I have a byte array: 00 01 00 00 00 12 81 00 00 01 00 C8 00 00 00 00 00 08 5C 9F 4F A5 09 45 D4 CE

It is read via StreamReader using UTF8 encoding

// Note I can't change this code, to many component dependent on it.
using (StreamReader streamReader = 
    new StreamReader(responseStream, Encoding.UTF8, false))
{
    string streamData = streamReader.ReadToEnd();
    if (requestData.Callback != null)
    {
        requestData.Callback(response, streamData);
    }
}

When that function runs I get the following returned to me (i converted to a byte array)

00 01 00 00 00 12 EF BF BD 00 00 01 00 EF BF BD 00 00 00 00 00 08 5C EF BF BD 4F EF BF BD 09 45 EF BF BD

Somehow I need to take whats returned to me and get it back to the right encoding and the right byte array, but I've tried alot.

Please be aware, I'm working with WP7 limited API.

Hopefully you guys can help.

Thanks!

Update for help...

if I do the following code, it's almost right, only thing that is wrong is the 5th to last byte gets split out.
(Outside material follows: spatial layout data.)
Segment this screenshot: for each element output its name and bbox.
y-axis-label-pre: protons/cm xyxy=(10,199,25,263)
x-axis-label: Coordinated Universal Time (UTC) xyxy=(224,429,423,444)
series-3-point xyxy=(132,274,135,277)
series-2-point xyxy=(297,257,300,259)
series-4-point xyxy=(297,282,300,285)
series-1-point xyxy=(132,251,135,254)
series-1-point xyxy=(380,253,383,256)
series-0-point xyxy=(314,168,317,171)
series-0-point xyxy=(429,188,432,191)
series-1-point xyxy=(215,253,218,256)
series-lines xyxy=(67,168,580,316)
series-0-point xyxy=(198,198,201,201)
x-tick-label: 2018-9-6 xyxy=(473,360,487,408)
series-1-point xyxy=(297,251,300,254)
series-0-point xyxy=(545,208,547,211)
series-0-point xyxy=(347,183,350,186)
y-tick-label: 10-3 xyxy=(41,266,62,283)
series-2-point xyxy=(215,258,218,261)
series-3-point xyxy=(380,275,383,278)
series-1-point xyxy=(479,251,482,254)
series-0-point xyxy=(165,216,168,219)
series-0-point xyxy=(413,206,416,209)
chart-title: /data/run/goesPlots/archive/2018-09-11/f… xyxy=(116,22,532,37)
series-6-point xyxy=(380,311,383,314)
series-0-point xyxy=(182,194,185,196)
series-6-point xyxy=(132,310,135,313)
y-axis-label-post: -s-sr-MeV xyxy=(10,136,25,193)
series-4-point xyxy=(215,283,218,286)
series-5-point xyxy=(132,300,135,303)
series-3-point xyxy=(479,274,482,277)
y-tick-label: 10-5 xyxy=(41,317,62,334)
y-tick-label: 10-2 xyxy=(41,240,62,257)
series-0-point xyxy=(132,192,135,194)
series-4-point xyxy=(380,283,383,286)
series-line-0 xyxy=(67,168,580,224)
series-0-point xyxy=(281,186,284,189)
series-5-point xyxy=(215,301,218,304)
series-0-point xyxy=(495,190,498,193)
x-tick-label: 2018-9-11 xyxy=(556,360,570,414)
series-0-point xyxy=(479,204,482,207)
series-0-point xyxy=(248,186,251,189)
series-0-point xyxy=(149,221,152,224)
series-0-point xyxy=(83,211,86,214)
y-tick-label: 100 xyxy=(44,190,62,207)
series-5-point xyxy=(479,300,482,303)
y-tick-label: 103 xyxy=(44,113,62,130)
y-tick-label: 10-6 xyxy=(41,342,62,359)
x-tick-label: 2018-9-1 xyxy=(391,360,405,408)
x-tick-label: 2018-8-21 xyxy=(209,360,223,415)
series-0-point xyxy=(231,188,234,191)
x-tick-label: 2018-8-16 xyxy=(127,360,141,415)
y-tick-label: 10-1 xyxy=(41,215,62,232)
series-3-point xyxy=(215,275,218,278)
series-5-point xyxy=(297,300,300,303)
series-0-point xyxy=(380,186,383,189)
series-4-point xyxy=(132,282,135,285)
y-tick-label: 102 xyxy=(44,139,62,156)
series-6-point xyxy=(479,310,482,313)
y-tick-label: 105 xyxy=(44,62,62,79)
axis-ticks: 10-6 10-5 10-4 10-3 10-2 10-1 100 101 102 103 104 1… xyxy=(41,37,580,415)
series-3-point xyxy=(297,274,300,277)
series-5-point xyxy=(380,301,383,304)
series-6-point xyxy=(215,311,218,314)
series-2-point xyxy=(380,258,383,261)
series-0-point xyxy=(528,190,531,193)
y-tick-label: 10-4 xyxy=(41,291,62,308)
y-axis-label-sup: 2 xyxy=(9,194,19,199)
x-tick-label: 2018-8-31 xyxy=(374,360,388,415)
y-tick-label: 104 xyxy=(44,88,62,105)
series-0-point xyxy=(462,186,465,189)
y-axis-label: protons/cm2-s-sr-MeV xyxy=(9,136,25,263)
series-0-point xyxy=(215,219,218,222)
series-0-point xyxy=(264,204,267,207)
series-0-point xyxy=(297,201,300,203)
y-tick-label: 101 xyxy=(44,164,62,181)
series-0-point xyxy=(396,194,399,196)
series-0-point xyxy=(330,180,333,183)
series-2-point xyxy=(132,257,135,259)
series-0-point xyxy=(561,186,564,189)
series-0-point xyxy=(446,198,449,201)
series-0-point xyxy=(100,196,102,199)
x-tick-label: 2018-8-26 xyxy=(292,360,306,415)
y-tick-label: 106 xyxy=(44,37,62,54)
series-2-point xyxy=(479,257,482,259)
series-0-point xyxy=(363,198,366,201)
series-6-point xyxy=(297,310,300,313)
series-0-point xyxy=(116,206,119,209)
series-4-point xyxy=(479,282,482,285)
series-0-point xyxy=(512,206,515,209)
byte[] writeBuf1 = System.Text.Encoding.UTF8.GetBytes(data);
                    string buf1string = System.Text.Encoding.BigEndianUnicode.GetString(writeBuf1, 0, writeBuf1.Length);
                    byte[] writeBuf = System.Text.Encoding.BigEndianUnicode.GetBytes(buf1string);

回答1:

The original byte array is not encoded as UTF-8. The StreamReader therefore replaces each invalid byte with the replacement character U+FFFD. When that character gets encoded back to UTF-8, this results in the byte sequence EF BF BD. You cannot construct the original byte value from the string because the information is completely lost.